You talk about adopting a holistic approach to managing your HS symptoms. Can you discuss some of the lifestyle changes you made and how they have helped you improve your skin health and overall well-being?
I was well over 350 lbs., pre-diabetic, with HS and many other health issues. I started to think, “What effect is the food I’m eating having on my body? How is it impacting my HS symptoms?”
At first, my journey was about overall health, then I wanted to see what would happen to my HS as a result of improving my overall quality of life. Instead of taking the bus, I’d walk. This turned into monitoring my caloric intake, and eventually I started an elimination diet of cutting out pork, beef, chicken, fish, dairy, and processed foods, one by one.
Being practically vegetarian; my father inspired me to juice. This journey led me to lose over 150 lbs., which caused my HS to go into remission. Some of my wounds were surgically removed, but some healed on their own.

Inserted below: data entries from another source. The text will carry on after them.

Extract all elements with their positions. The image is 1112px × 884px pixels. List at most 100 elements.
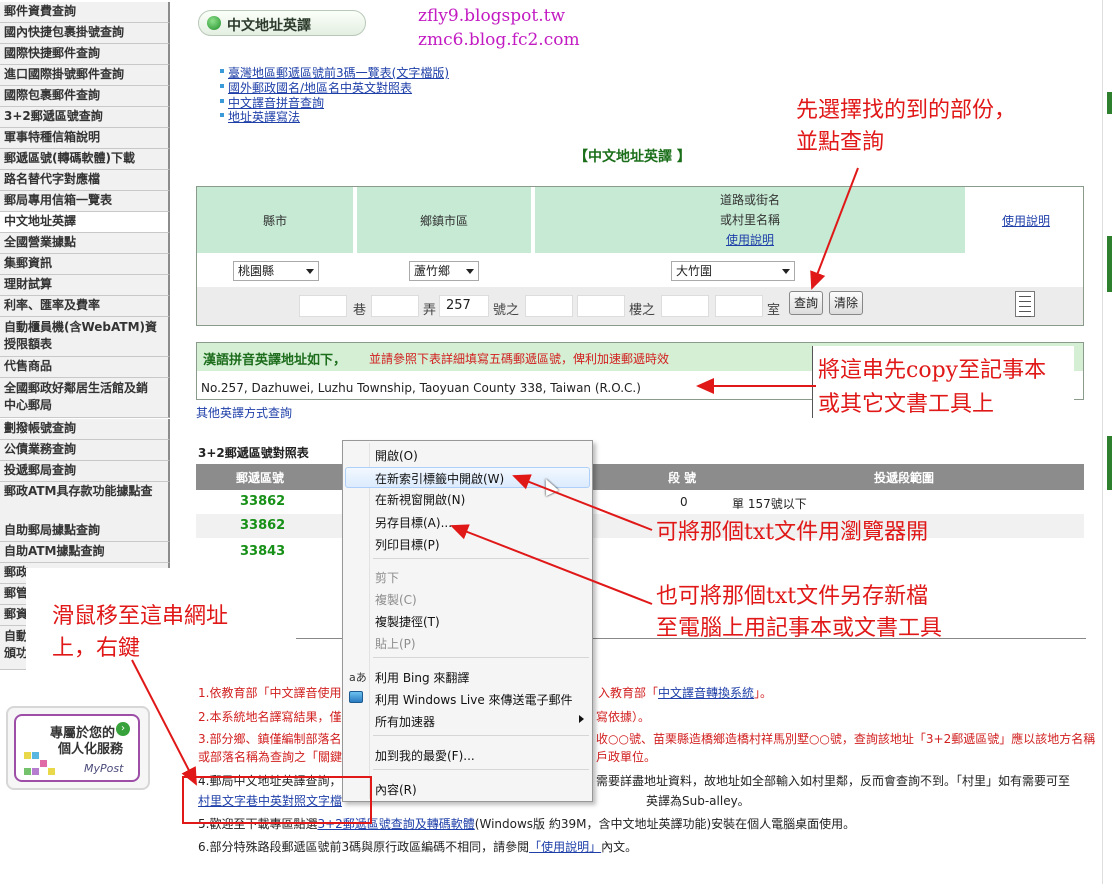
- form-title: 【中文地址英譯 】: [574, 149, 691, 165]
- zip-table-title: 3+2郵遞區號對照表: [198, 446, 309, 460]
- windows-live-mail-icon: [349, 691, 363, 703]
- sidebar-item[interactable]: 郵政ATM具存款功能據點查: [0, 482, 170, 522]
- link-address-writing[interactable]: 地址英譯寫法: [219, 108, 300, 125]
- menu-separator: [373, 735, 589, 736]
- document-icon[interactable]: [1015, 291, 1035, 317]
- page-title-pill: 中文地址英譯: [198, 10, 366, 36]
- logo-square-icon: [48, 768, 55, 775]
- menu-separator: [373, 558, 589, 559]
- floor-input[interactable]: [577, 295, 625, 317]
- menu-item-print-target[interactable]: 列印目標(P): [375, 536, 440, 553]
- page-title: 中文地址英譯: [227, 18, 311, 34]
- pinyin-system-link[interactable]: 中文譯音轉換系統: [658, 686, 754, 700]
- menu-item-add-favorites[interactable]: 加到我的最愛(F)...: [375, 747, 475, 764]
- note-6: 6.部分特殊路段郵遞區號前3碼與原行政區編碼不相同，請參閱「使用說明」內文。: [198, 838, 637, 855]
- annotation-4-line2: 至電腦上用記事本或文書工具: [656, 616, 943, 641]
- sidebar-item[interactable]: 理財試算: [0, 275, 170, 296]
- number-sub-input[interactable]: [525, 295, 573, 317]
- sidebar-item[interactable]: 進口國際掛號郵件查詢: [0, 65, 170, 86]
- mypost-banner[interactable]: 專屬於您的 › 個人化服務 MyPost: [6, 706, 150, 790]
- floor-sub-input[interactable]: [661, 295, 709, 317]
- sidebar-item[interactable]: 集郵資訊: [0, 254, 170, 275]
- mypost-brand: MyPost: [84, 762, 124, 775]
- mypost-banner-inner[interactable]: 專屬於您的 › 個人化服務 MyPost: [14, 714, 140, 782]
- menu-item-open-new-window[interactable]: 在新視窗開啟(N): [375, 491, 465, 508]
- sidebar-item[interactable]: 路名替代字對應檔: [0, 170, 170, 191]
- menu-item-live-email[interactable]: 利用 Windows Live 來傳送電子郵件: [375, 691, 573, 708]
- col-town-label: 鄉鎮市區: [419, 213, 468, 228]
- lane-input[interactable]: [299, 295, 347, 317]
- alley-input[interactable]: [371, 295, 419, 317]
- menu-item-bing-translate[interactable]: 利用 Bing 來翻譯: [375, 669, 469, 686]
- sidebar-item[interactable]: 自助郵局據點查詢: [0, 521, 170, 542]
- sidebar-item[interactable]: 郵件資費查詢: [0, 2, 170, 23]
- note-3a: 3.部分鄉、鎮僅編制部落名: [198, 732, 342, 746]
- note-2b: 寫依據）。: [596, 710, 651, 724]
- note-1c-text: 」。: [754, 686, 773, 700]
- usage-help-link[interactable]: 「使用說明」: [529, 840, 601, 854]
- logo-square-icon: [32, 752, 39, 759]
- sidebar-item[interactable]: 代售商品: [0, 357, 170, 378]
- segment-value: 0: [680, 495, 688, 509]
- col-range: 投遞段範圍: [874, 471, 935, 485]
- col-segment: 段 號: [668, 471, 697, 485]
- menu-item-paste[interactable]: 貼上(P): [375, 635, 416, 652]
- city-select-value: 桃園縣: [238, 264, 275, 278]
- help-link[interactable]: 使用說明: [1002, 212, 1050, 229]
- floor-label: 樓之: [629, 303, 656, 318]
- note-3c: 或部落名稱為查詢之「關鍵: [198, 750, 343, 764]
- logo-square-icon: [32, 768, 39, 775]
- menu-item-properties[interactable]: 內容(R): [375, 781, 417, 798]
- menu-item-open-new-tab[interactable]: 在新索引標籤中開啟(W): [375, 470, 504, 487]
- green-marker: [1107, 236, 1112, 292]
- menu-item-accelerators[interactable]: 所有加速器: [375, 713, 435, 730]
- clear-button[interactable]: 清除: [829, 291, 863, 315]
- sidebar-item[interactable]: 全國營業據點: [0, 233, 170, 254]
- room-label: 室: [767, 303, 781, 318]
- green-marker: [1107, 436, 1112, 490]
- road-help-link[interactable]: 使用說明: [726, 230, 774, 250]
- number-input[interactable]: 257: [439, 295, 489, 317]
- menu-item-open[interactable]: 開啟(O): [375, 447, 418, 464]
- city-select[interactable]: 桃園縣: [233, 261, 319, 281]
- sidebar-item[interactable]: 郵局專用信箱一覽表: [0, 191, 170, 212]
- green-marker: [1107, 92, 1112, 114]
- sidebar-item[interactable]: 公債業務查詢: [0, 440, 170, 461]
- query-button[interactable]: 查詢: [789, 291, 823, 315]
- sidebar-item[interactable]: 投遞郵局查詢: [0, 461, 170, 482]
- menu-item-copy-shortcut[interactable]: 複製捷徑(T): [375, 613, 440, 630]
- sidebar-item[interactable]: 自動櫃員機(含WebATM)資 授限額表: [0, 317, 170, 357]
- menu-item-cut[interactable]: 剪下: [375, 569, 399, 586]
- note-6b-text: 內文。: [601, 840, 638, 854]
- number-label: 號之: [493, 303, 520, 318]
- table-row: 33862: [196, 514, 1084, 538]
- chevron-down-icon: [466, 269, 474, 274]
- note-6a-text: 6.部分特殊路段郵遞區號前3碼與原行政區編碼不相同，請參閱: [198, 840, 530, 854]
- note-3b: 收○○號、苗栗縣造橋鄉造橋村祥馬別墅○○號，查詢該地址「3+2郵遞區號」應以該地…: [596, 732, 1096, 746]
- note-1b: 入教育部「中文譯音轉換系統」。: [598, 684, 772, 701]
- room-input[interactable]: [715, 295, 763, 317]
- mypost-line2: 個人化服務: [58, 742, 124, 757]
- sidebar-item[interactable]: 自助ATM據點查詢: [0, 542, 170, 563]
- menu-gutter: [369, 443, 370, 799]
- annotation-3: 可將那個txt文件用瀏覽器開: [656, 520, 929, 545]
- sidebar-item[interactable]: 郵遞區號(轉碼軟體)下載: [0, 149, 170, 170]
- road-select[interactable]: 大竹圍: [671, 261, 795, 281]
- sidebar-item[interactable]: 全國郵政好鄰居生活館及銷 中心郵局: [0, 378, 170, 418]
- sidebar-item[interactable]: 3+2郵遞區號查詢: [0, 107, 170, 128]
- result-title: 漢語拼音英譯地址如下，: [203, 353, 347, 368]
- sidebar-item[interactable]: 利率、匯率及費率: [0, 296, 170, 317]
- sidebar-item[interactable]: 國際快捷郵件查詢: [0, 44, 170, 65]
- result-address[interactable]: No.257, Dazhuwei, Luzhu Township, Taoyua…: [201, 381, 641, 395]
- sidebar-item[interactable]: 劃撥帳號查詢: [0, 419, 170, 440]
- note-4b: 需要詳盡地址資料，故地址如全部輸入如村里鄰，反而會查詢不到。「村里」如有需要可至: [596, 774, 1071, 788]
- other-translation-link[interactable]: 其他英譯方式查詢: [196, 404, 292, 421]
- sidebar-item[interactable]: 軍事特種信箱說明: [0, 128, 170, 149]
- town-select[interactable]: 蘆竹鄉: [409, 261, 479, 281]
- sidebar-item[interactable]: 國內快捷包裹掛號查詢: [0, 23, 170, 44]
- annotation-1-line2: 並點查詢: [796, 130, 885, 155]
- menu-item-copy[interactable]: 複製(C): [375, 591, 417, 608]
- menu-item-save-target[interactable]: 另存目標(A)...: [375, 514, 452, 531]
- sidebar-item[interactable]: 中文地址英譯: [0, 212, 170, 233]
- sidebar-item[interactable]: 國際包裹郵件查詢: [0, 86, 170, 107]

I went under the knife to remove the HS in my groin area, which left me with terrible results and caused me to go into a deep depression. I experienced a devastating loss and ate everything that triggered my condition. I developed an abscess the size of a tennis ball in my groin area and could barely walk.
The vegan diet that once helped me get into remission made me sick. I adopted the autoimmune protocol diet (AIP); a strict, anti-inflammatory diet that helped get my life back. One of the most significant factors that contributed to my inflammation was stress and hormones. When I regulate the stress hormones in my body, my HS can and does heal itself.
Through your non-profit, The Association of Hidradenitis Suppurativa and Inflammatory Disease (AHSID), you aim to empower the HS and inflammatory disease communities. What advice do you have for others who may be struggling to manage their symptoms or find effective treatments, and how can they become advocates for their own health?
For those who are struggling with managing HS and finding effective treatments, I encourage you to educate yourself through non-profit organizations, support groups, and foundations like AHSID, Hidradenitis and Me, HS Heroes, Hope for HS, Help for HS, Embrace Health Nutrition, the International Association of Hidradenitis Suppurativa Network, Inc., the HS Foundation, HSConnect, and other online support groups and organizations.
Following and reaching out to these groups can help shape your journey and put you in touch with powerful resources that impact your ability to advocate for yourself both in and outside of the doctor’s office.
Is there anything else you’d like to share with our readers?
You’re not alone. More people are living with HS than you know. Our network is strong, don’t be afraid to find your community online or even create your own. Your diagnosis doesn’t mean that you aren’t deserving of life, happiness, success, or beauty; you deserve all these things and more! It is possible to be in remission. It might take time to determine what treatment will lead to that result, but it’s possible. Don’t give up!